For employers who ultimately pay higher health insurance premiums to pay for the new information technologies, the reports suggests that they may be paying a little extra to fix the unintended clinical problems that the new technologies may be creating.
The first report, Preventing Medication Errors in Hospitals, is based on a survey of 1,750 hospitals by The Leapfrog Group, the Washington-based employer coalition focused on the quality and safety of care. Some 96 percent of the hospitals used a computerized physician order entry (CPOE) system in 2015 to order medications prescribed to hospitalized patients. That adoption rate is up significantly from 33 percent in 2010.

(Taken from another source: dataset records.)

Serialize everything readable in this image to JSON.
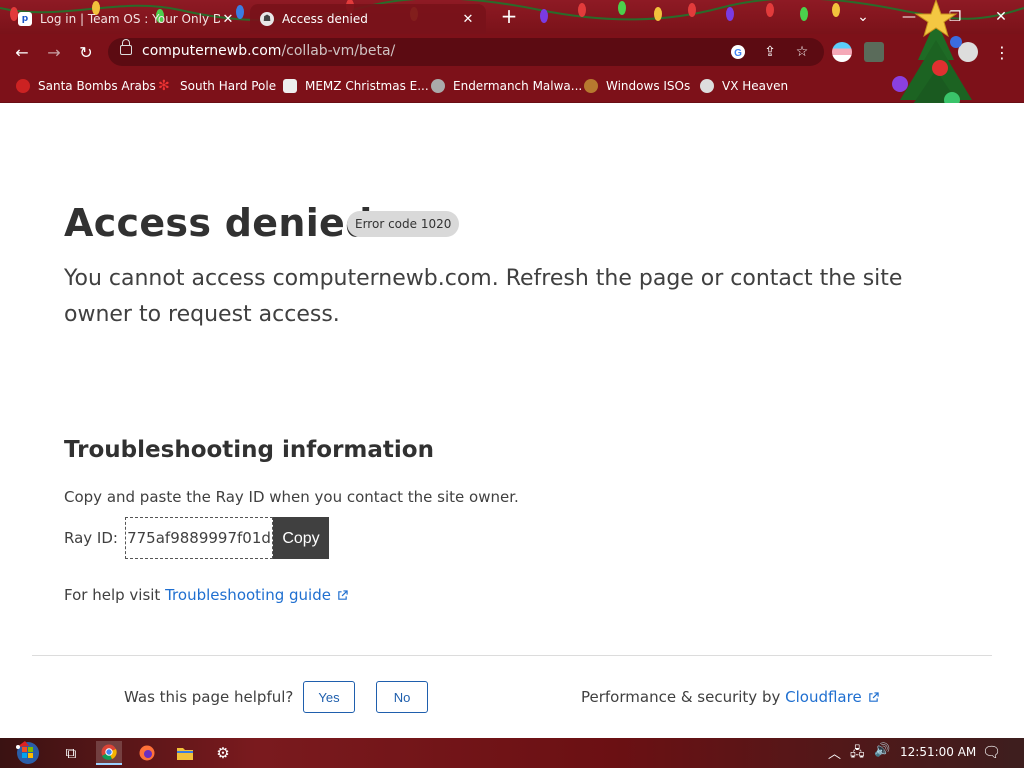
{
  "browser": {
    "tabs": [
      {
        "title": "Log in | Team OS : Your Only Destination",
        "favicon": "teamos-favicon",
        "active": false
      },
      {
        "title": "Access denied",
        "favicon": "computernewb-favicon",
        "active": true
      }
    ],
    "url_host": "computernewb.com",
    "url_path": "/collab-vm/beta/",
    "bookmarks": [
      {
        "label": "Santa Bombs Arabs",
        "icon": "santa-icon"
      },
      {
        "label": "South Hard Pole",
        "icon": "snowflake-icon"
      },
      {
        "label": "MEMZ Christmas E...",
        "icon": "memz-icon"
      },
      {
        "label": "Endermanch Malwa...",
        "icon": "raccoon-icon"
      },
      {
        "label": "Windows ISOs",
        "icon": "gingerbread-icon"
      },
      {
        "label": "VX Heaven",
        "icon": "vx-icon"
      }
    ],
    "accent": "#7d1119"
  },
  "page": {
    "title": "Access denied",
    "error_code": "Error code 1020",
    "lead": "You cannot access computernewb.com. Refresh the page or contact the site owner to request access.",
    "troubleshooting_heading": "Troubleshooting information",
    "copy_instruction": "Copy and paste the Ray ID when you contact the site owner.",
    "ray_label": "Ray ID:",
    "ray_id": "775af9889997f01d",
    "copy_label": "Copy",
    "help_prefix": "For help visit",
    "help_link": "Troubleshooting guide",
    "helpful_question": "Was this page helpful?",
    "yes_label": "Yes",
    "no_label": "No",
    "perf_prefix": "Performance & security by",
    "perf_link": "Cloudflare",
    "link_color": "#1f6fd0"
  },
  "taskbar": {
    "clock": "12:51:00 AM",
    "apps": [
      "start-orb",
      "task-view",
      "chrome",
      "firefox",
      "file-explorer",
      "settings"
    ]
  }
}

Automated CPOE systems do such things as verify prescriptions, match drug orders to patients, check dosages against diagnoses, identify potential contraindications with other medications, flag potential medication errors and note patients’ allergies to certain medications.
An analysis of the data collected from the surveyed hospitals on how well their CPOE systems performed uncovered some serious problems. It found that in aggregate the hospitals’ CPOE systems failed to alert staff to 39 percent of potentially harmful drug orders and to 13 percent of potentially fatal drug orders.
“Hospitals spend millions of dollars to implement CPOE systems, but our results clearly show that many hospitals’ systems are not operating as well as they should, putting patients’ lives at risk,” Leapfrog President and CEO Leah Binder said in a statement.
The second report is from the ECRI Institute, the independent healthcare testing and review organization based in Plymouth Meeting, Pennsylvania. In its Top 10 Patient Safety Concerns for Healthcare Organizations for 2016, ECRI put health IT at the top of its list. Specifically, ECRI named health IT configurations that don’t match or support clinical care workflows as the biggest risk to patient safety at healthcare facilities.
“When health IT configuration and workflow clash, communication suffers,” ECRI said in its report. “For example, not having up-to-date information about a patient’s allergies, weight, medications, tests, treatments or code status can lead to errors or delays in care.”
Medication errors also made ECRI’s list at No. 7 with mixing up patients’ weight in pounds and kilograms to determine proper drug dosages as the culprit—an error that CPOE systems are supposed to catch.
Medication errors are up in Minnesota, although they represent a small percentage of the adverse health events reported to the Minnesota Department of Health by hospitals and surgery centers.
In 2015, hospitals and surgery centers reported 316 adverse health events to the state, according to the department’s latest annual report. Of those incidents, 14, or less than 5 percent, were due to medication errors.
However, the 14 medication errors were the highest number of annual drug mistakes reported to the state since the reporting of serious patient safety accidents became mandatory in 2004. It’s double the seven drug errors reported in 2014 and one more than the previous record of 13 recorded in 2010. All 14 drug errors in 2015 resulted in serious injury to or death of the patient.
Minnesota was one of 11 states with the highest percentage of CPOE adoption by hospitals in 2015, according to The Leapfrog Group report.